E' bastato un pareggio per ricrollare nel discorso cessione di un intero lotto di giocatori. Da Yildiz a Thuram a Bremer e Conceicao: tutti i migliori della Rosa a causa dell'atteggiamento che ha portato all'1-1 contro il già retrocesso Hellas Verona, ancora una volta messi sul mercato se la Champions non dovesse essere centrata. Era dal pareggio col Sassuolo, prima della famosa pausa Nazionale, il 22 marzo che la paura di non qualificarsi alla prossima massima competizione europea catalizzava l'attenzione mediatica attorno la Juventus. E' giusto quindi tornare adesso a parlare di possibile debacle? Ne abbiamo parlato insieme al collega del Tuttosport, Paolo Pirisi, questa mattina durante RBN Cafè. "La Juve deve da qui al 30 giugno per obbligo del fair play finanziario incassare almeno 30 milioni di euro e questo non dipende dal quarto posto, va oltre. La Juve avrà bisogno di quegli introiti, ma diventa complicato gestire alcune voci. Il rinnovo di Spalletti al di là del posizionamento è una garanzia per far rimanere a Torino i Big, quelli che hanno reso meglio sotto la sua guida.
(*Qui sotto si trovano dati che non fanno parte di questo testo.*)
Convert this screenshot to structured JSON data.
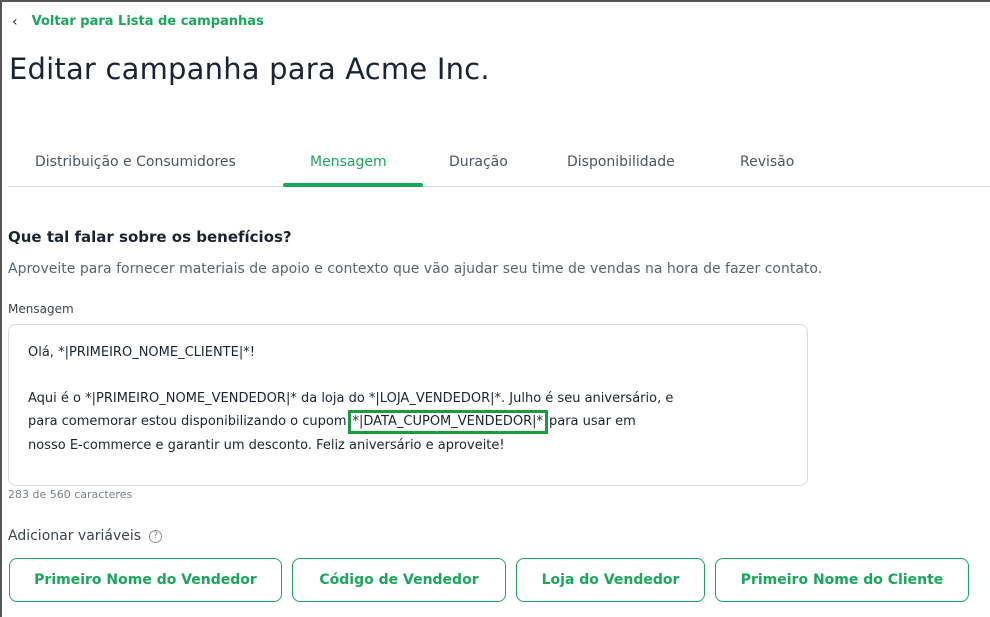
{
  "back_link": {
    "icon": "chevron-left-icon",
    "label": "Voltar para Lista de campanhas"
  },
  "page_title": "Editar campanha para Acme Inc.",
  "tabs": [
    {
      "label": "Distribuição e Consumidores",
      "active": false
    },
    {
      "label": "Mensagem",
      "active": true
    },
    {
      "label": "Duração",
      "active": false
    },
    {
      "label": "Disponibilidade",
      "active": false
    },
    {
      "label": "Revisão",
      "active": false
    }
  ],
  "section": {
    "title": "Que tal falar sobre os benefícios?",
    "description": "Aproveite para fornecer materiais de apoio e contexto que vão ajudar seu time de vendas na hora de fazer contato."
  },
  "message": {
    "label": "Mensagem",
    "line1": "Olá,  *|PRIMEIRO_NOME_CLIENTE|*!",
    "line2": "Aqui é o  *|PRIMEIRO_NOME_VENDEDOR|* da loja do  *|LOJA_VENDEDOR|*. Julho é seu aniversário, e",
    "line3_before": "para comemorar estou disponibilizando o cupom",
    "line3_highlight": "*|DATA_CUPOM_VENDEDOR|*",
    "line3_after": "para usar em",
    "line4": "nosso E-commerce e garantir um desconto. Feliz aniversário e aproveite!",
    "counter": "283 de 560 caracteres"
  },
  "variables": {
    "label": "Adicionar variáveis",
    "help_icon": "question-circle-icon",
    "buttons": [
      "Primeiro Nome do Vendedor",
      "Código de Vendedor",
      "Loja do Vendedor",
      "Primeiro Nome do Cliente"
    ]
  },
  "colors": {
    "accent": "#17a85a",
    "highlight_border": "#1a9c3c",
    "text": "#1c2434"
  }
}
E' chiaro che però un sacrificio dovrà essere fatto, ma non è detto che sia uno di prima fascia.

Per Big intendo i giocatori che hanno appena rinnovato, penso a Yildiz, Locatelli, Mckennie e Kalulu. Sugli altri ci sarà una riflessione immagino, ovvero Cambiaso, Thuram, Bremer. Intorno a loro dipenderanno anche le strategie future anche in entrata e forse alla fine l'indiziato numero uno potrebbe essere Bremer".